Anche per la filosofia il passato è inaccessibile e il futuro tutto da scrivere? È solo una nostra convinzione?
«Siamo portati a concettualizzare il passato come determinato in tutti i suoi aspetti, mentre pensiamo al futuro come indeterminato, aperto e condizionabile dalle nostre decisioni. Questo ci porta ad assumere dei comportamenti specifici. Pensiamo al fatalismo che è spesso connesso con l’inoperosità».
In effetti, se si pensa al futuro come già scritto, perché dovremmo impegnarci?
«Pensare al futuro come aperto non significa squalificare il nostro ruolo».
Si spieghi meglio…
«Non dobbiamo pensare che il fatto che il futuro non sia oggettivamente indeterminato significhi che non abbiamo un ruolo su come il futuro sarà. Se pensiamo che non ci sia una differenza oggettiva fra presente, passato e futuro, non possiamo pensare che ci sia una differenza in termini di determinazione. Detto ciò, il fatto che il futuro sia ugualmente determinato rispetto al passato, non significa che non possiamo fare nulla. Potremo fare quello che nel concreto faremo».
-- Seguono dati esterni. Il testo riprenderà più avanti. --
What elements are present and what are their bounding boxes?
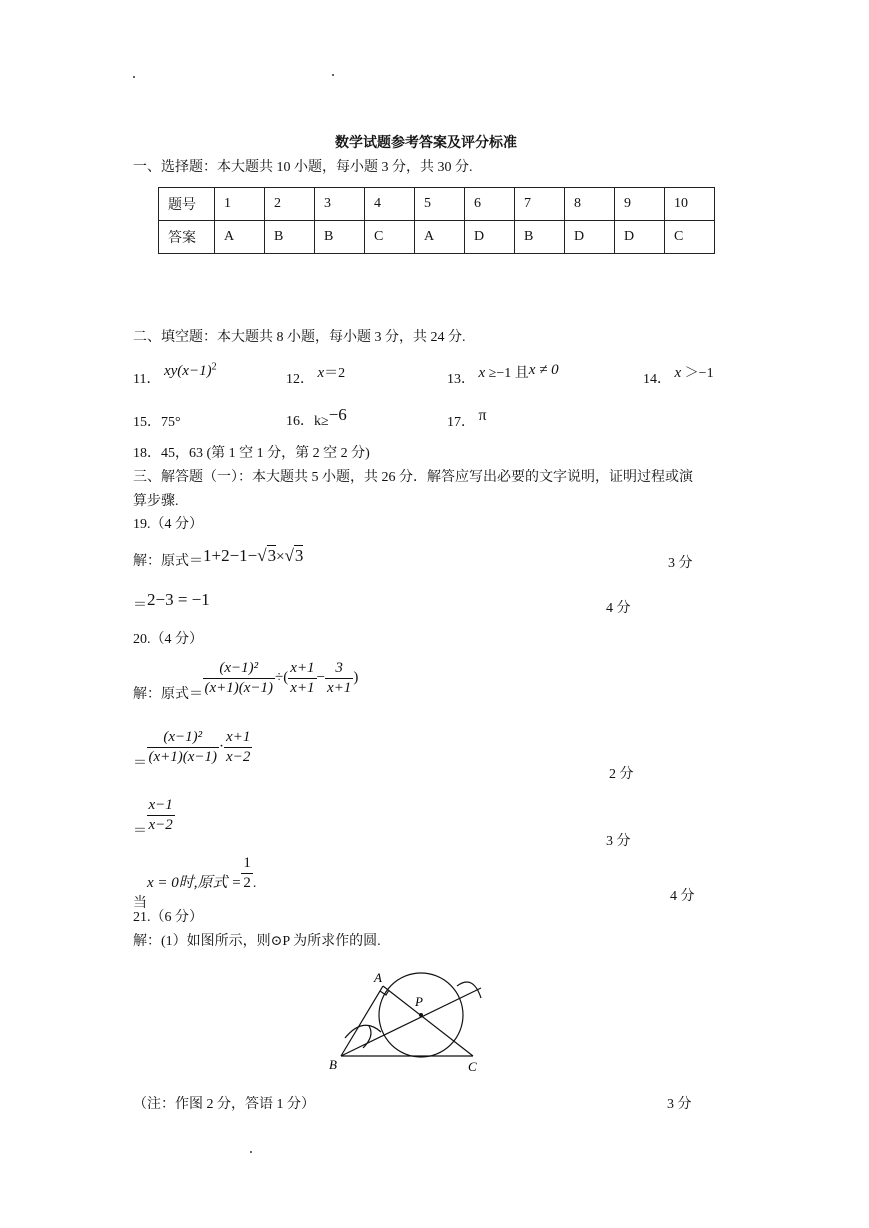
- q20-dot: ·: [219, 738, 225, 755]
- answer-13-math: x ≠ 0: [528, 362, 559, 378]
- fraction-numerator: x−1: [147, 797, 175, 816]
- fraction-denominator: x+1: [290, 680, 315, 696]
- q20-prefix: 解：原式＝: [133, 686, 203, 702]
- answer-11-label: 11．: [133, 372, 161, 387]
- header-dot-right: [332, 74, 334, 76]
- q20-score3: 3 分: [606, 834, 631, 849]
- q19-line2: [133, 590, 210, 613]
- fraction-denominator: 2: [243, 875, 251, 891]
- q20-divide: ÷(: [275, 669, 289, 686]
- q20-close-paren: ): [353, 669, 359, 686]
- answer-12-math: x: [317, 365, 325, 381]
- q20-fraction-6: [147, 797, 175, 834]
- geometry-figure: [323, 966, 503, 1078]
- label-p: P: [415, 994, 423, 1009]
- fraction-denominator: x+1: [327, 680, 352, 696]
- document-title: 数学试题参考答案及评分标准: [335, 136, 517, 151]
- answer-13: [447, 362, 559, 387]
- q19-math: 1+2−1−: [203, 546, 258, 565]
- table-row-numbers: [159, 188, 715, 221]
- answer-11-math: xy(x−1): [163, 363, 212, 379]
- fraction-numerator: 3: [325, 660, 353, 679]
- table-cell: 10: [665, 188, 715, 221]
- q19-eq: ＝: [133, 598, 147, 613]
- answer-11: [133, 360, 217, 387]
- q20-fraction-4: [147, 729, 220, 766]
- q20-fraction-3: [325, 660, 353, 697]
- section3-heading-line1: 三、解答题（一）：本大题共 5 小题，共 26 分．解答应写出必要的文字说明，证明过程或演: [133, 470, 693, 485]
- table-cell: 1: [215, 188, 265, 221]
- q20-eq: ＝: [133, 755, 147, 771]
- table-header-cell: 题号: [159, 188, 215, 221]
- q20-line1: [133, 660, 359, 702]
- table-cell: D: [565, 221, 615, 254]
- label-a: A: [374, 970, 382, 985]
- q20-fraction-5: [224, 729, 252, 766]
- fraction-numerator: 1: [241, 855, 253, 874]
- section1-heading: 一、选择题：本大题共 10 小题，每小题 3 分，共 30 分.: [133, 160, 473, 175]
- answer-17-math: π: [478, 407, 487, 424]
- q19-line1: [133, 546, 304, 569]
- table-cell: C: [365, 221, 415, 254]
- q20-line2: [133, 729, 252, 771]
- answer-16: [286, 405, 347, 429]
- right-angle-marker: [380, 990, 389, 995]
- q19-result: 2−3 = −1: [147, 590, 210, 609]
- q21-label: 21.（6 分）: [133, 910, 203, 925]
- table-cell: B: [315, 221, 365, 254]
- sqrt-symbol: √: [257, 546, 267, 565]
- table-cell: 3: [315, 188, 365, 221]
- answer-13-label: 13．: [447, 372, 475, 387]
- answer-18: 18．45，63 (第 1 空 1 分，第 2 空 2 分): [133, 446, 370, 461]
- table-cell: 2: [265, 188, 315, 221]
- table-cell: C: [665, 221, 715, 254]
- table-cell: A: [215, 221, 265, 254]
- fraction-numerator: x+1: [224, 729, 252, 748]
- q21-line1: 解：(1）如图所示，则⊙P 为所求作的圆.: [133, 934, 381, 949]
- header-dot-left: [133, 76, 135, 78]
- footer-dot: [250, 1151, 252, 1153]
- answer-17-label: 17．: [447, 415, 475, 430]
- q19-label: 19.（4 分）: [133, 517, 203, 532]
- q20-line4: [133, 855, 257, 911]
- answer-table: [158, 187, 715, 254]
- table-cell: D: [465, 221, 515, 254]
- q19-times: ×: [276, 549, 285, 565]
- answer-16-math: −6: [328, 405, 347, 424]
- q20-fraction-1: [203, 660, 276, 697]
- q20-minus: −: [316, 669, 326, 686]
- fraction-numerator: (x−1)²: [203, 660, 276, 679]
- answer-16-label: 16．k≥: [286, 414, 329, 429]
- fraction-numerator: x+1: [288, 660, 316, 679]
- q20-fraction-2: [288, 660, 316, 697]
- fraction-denominator: x−2: [148, 817, 173, 833]
- table-row-answers: [159, 221, 715, 254]
- table-cell: 7: [515, 188, 565, 221]
- q19-score2: 4 分: [606, 601, 631, 616]
- answer-12-label: 12．: [286, 372, 314, 387]
- answer-12-value: ＝2: [324, 366, 346, 381]
- answer-14: [643, 362, 714, 387]
- sqrt-symbol: √: [284, 546, 294, 565]
- table-cell: 5: [415, 188, 465, 221]
- label-b: B: [329, 1057, 337, 1072]
- table-cell: B: [265, 221, 315, 254]
- table-cell: 8: [565, 188, 615, 221]
- triangle-side-ac: [383, 986, 473, 1056]
- construction-arc-right: [457, 982, 481, 998]
- answer-11-exponent: 2: [211, 361, 217, 373]
- answer-12: [286, 362, 346, 387]
- table-header-cell: 答案: [159, 221, 215, 254]
- answer-14-value: ＞−1: [684, 366, 714, 381]
- q20-fraction-7: [241, 855, 253, 892]
- answer-14-label: 14．: [643, 372, 671, 387]
- table-cell: 4: [365, 188, 415, 221]
- answer-13-var: x: [478, 365, 486, 381]
- label-c: C: [468, 1059, 477, 1074]
- q20-score4: 4 分: [670, 889, 695, 904]
- q20-line3: [133, 797, 175, 839]
- q20-score2: 2 分: [609, 767, 634, 782]
- q20-eq: ＝: [133, 823, 147, 839]
- fraction-denominator: (x+1)(x−1): [148, 749, 218, 765]
- table-cell: A: [415, 221, 465, 254]
- q19-sqrt1: 3: [267, 546, 277, 565]
- answer-17: [447, 405, 487, 430]
- answer-15: 15．75°: [133, 415, 181, 430]
- table-cell: D: [615, 221, 665, 254]
- q19-score1: 3 分: [668, 556, 693, 571]
- construction-arc-b: [345, 1025, 381, 1038]
- section2-heading: 二、填空题：本大题共 8 小题，每小题 3 分，共 24 分.: [133, 330, 466, 345]
- q20-period: .: [252, 875, 257, 891]
- answer-13-condition: ≥−1 且: [488, 366, 529, 381]
- section3-heading-line2: 算步骤.: [133, 494, 179, 509]
- q20-label: 20.（4 分）: [133, 632, 203, 647]
- q21-note: （注：作图 2 分，答语 1 分）: [133, 1097, 315, 1112]
- answer-14-var: x: [674, 365, 682, 381]
- fraction-numerator: (x−1)²: [147, 729, 220, 748]
- table-cell: 6: [465, 188, 515, 221]
- table-cell: 9: [615, 188, 665, 221]
- q19-prefix: 解：原式＝: [133, 554, 203, 569]
- center-point-p: [419, 1013, 423, 1017]
- fraction-denominator: (x+1)(x−1): [204, 680, 274, 696]
- table-cell: B: [515, 221, 565, 254]
- fraction-denominator: x−2: [226, 749, 251, 765]
- q19-sqrt2: 3: [294, 546, 304, 565]
- q20-when: 当: [133, 895, 147, 911]
- q20-condition: x = 0时,原式 =: [147, 874, 242, 891]
- q21-note-score: 3 分: [667, 1097, 692, 1112]
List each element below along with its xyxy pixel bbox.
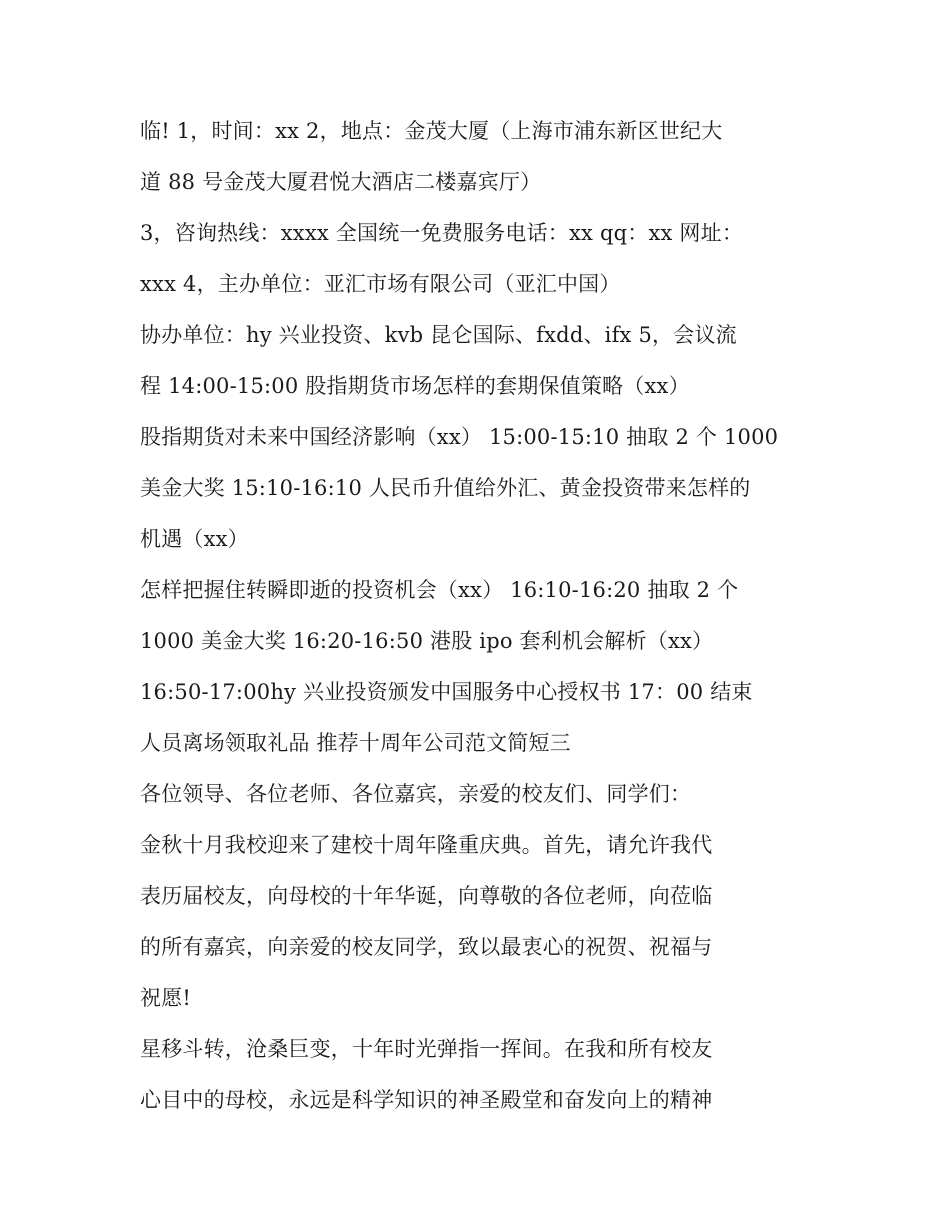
text-line: 表历届校友，向母校的十年华诞，向尊敬的各位老师，向莅临 <box>140 884 713 908</box>
text-line: xxx 4，主办单位：亚汇市场有限公司（亚汇中国） <box>140 272 621 296</box>
text-line: 的所有嘉宾，向亲爱的校友同学，致以最衷心的祝贺、祝福与 <box>140 935 713 959</box>
text-line: 怎样把握住转瞬即逝的投资机会（xx） 16:10-16:20 抽取 2 个 <box>140 578 739 602</box>
text-line: 股指期货对未来中国经济影响（xx） 15:00-15:10 抽取 2 个 1000 <box>140 425 779 449</box>
text-line: 1000 美金大奖 16:20-16:50 港股 ipo 套利机会解析（xx） <box>140 629 714 653</box>
text-line: 协办单位：hy 兴业投资、kvb 昆仑国际、fxdd、ifx 5，会议流 <box>140 323 737 347</box>
text-line: 16:50-17:00hy 兴业投资颁发中国服务中心授权书 17：00 结束 <box>140 680 753 704</box>
text-line: 星移斗转，沧桑巨变，十年时光弹指一挥间。在我和所有校友 <box>140 1037 713 1061</box>
text-line: 道 88 号金茂大厦君悦大酒店二楼嘉宾厅） <box>140 170 542 194</box>
text-line: 程 14:00-15:00 股指期货市场怎样的套期保值策略（xx） <box>140 374 690 398</box>
text-line: 祝愿! <box>140 986 192 1010</box>
text-line: 心目中的母校，永远是科学知识的神圣殿堂和奋发向上的精神 <box>140 1088 713 1112</box>
text-line: 人员离场领取礼品 推荐十周年公司范文简短三 <box>140 731 571 755</box>
text-line: 美金大奖 15:10-16:10 人民币升值给外汇、黄金投资带来怎样的 <box>140 476 751 500</box>
text-line: 各位领导、各位老师、各位嘉宾，亲爱的校友们、同学们： <box>140 782 692 806</box>
text-line: 金秋十月我校迎来了建校十周年隆重庆典。首先，请允许我代 <box>140 833 713 857</box>
text-line: 临! 1，时间：xx 2，地点：金茂大厦（上海市浦东新区世纪大 <box>140 119 723 143</box>
document-body <box>140 106 820 1126</box>
text-line: 3，咨询热线：xxxx 全国统一免费服务电话：xx qq：xx 网址： <box>140 221 744 245</box>
text-line: 机遇（xx） <box>140 527 249 551</box>
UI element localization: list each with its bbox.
Vale davvero la pena di speculare sul concetto di tempo? Non è meglio impegnarsi a viverlo?
«Riflettere sulle cose significa vivere. Riflettere sul tempo significa vivere in un determinato modo, quindi vale la pena di riflettere sul tempo perché questo ci porta a vivere e a vivere in una certa maniera».
Riflettere sul tempo ci porta anche a gestirlo meglio?
«Sicuramente ci porta a gestirlo in una maniera diversa».
Veniamo all’oggi: molti hanno detto di aver riscoperto il valore del tempo grazie alla pandemia. Non abbiamo invece riscoperto la noia?
«Ci sono due temi distinti. Una cosa è il tenere traccia del tempo passato da un certo evento, altra è la sensazione di quanto sia passato da quell’evento. Questi aspetti normalmente vanno insieme, ma la situazione straordinaria della pandemia ha fatto sì che questi due meccanismi andassero fuori binario».
In che senso?
«Basti pensare ad affermazioni come “i giorni non passano mai, ma le settimane volano”, o ancora “il lunedì dura tantissimo, ma è già domenica”. Situazioni del genere esistevano già prima della pandemia, ma con essa sono stati amplificati. Il tenere traccia del tempo e il percepirlo non stanno più insieme. Non sappiamo tener traccia del tempo, ma la sensazione è che scorra lentissimo».
Tornando alla noia, cosa ne pensa?
«La noia come situazione ordinaria è una cosa a cui non eravamo abituati. Prima del Covid gestivamo la noia in maniera diversa con più opportunità per fuggirla. Ora invece fatichiamo a trovare distrazioni. Questa esperienza ci può impartire una lezione positiva. Forse, scappare alla noia non è sempre una cosa buona. Affrontare la noia può essere un’occasione per arricchirci».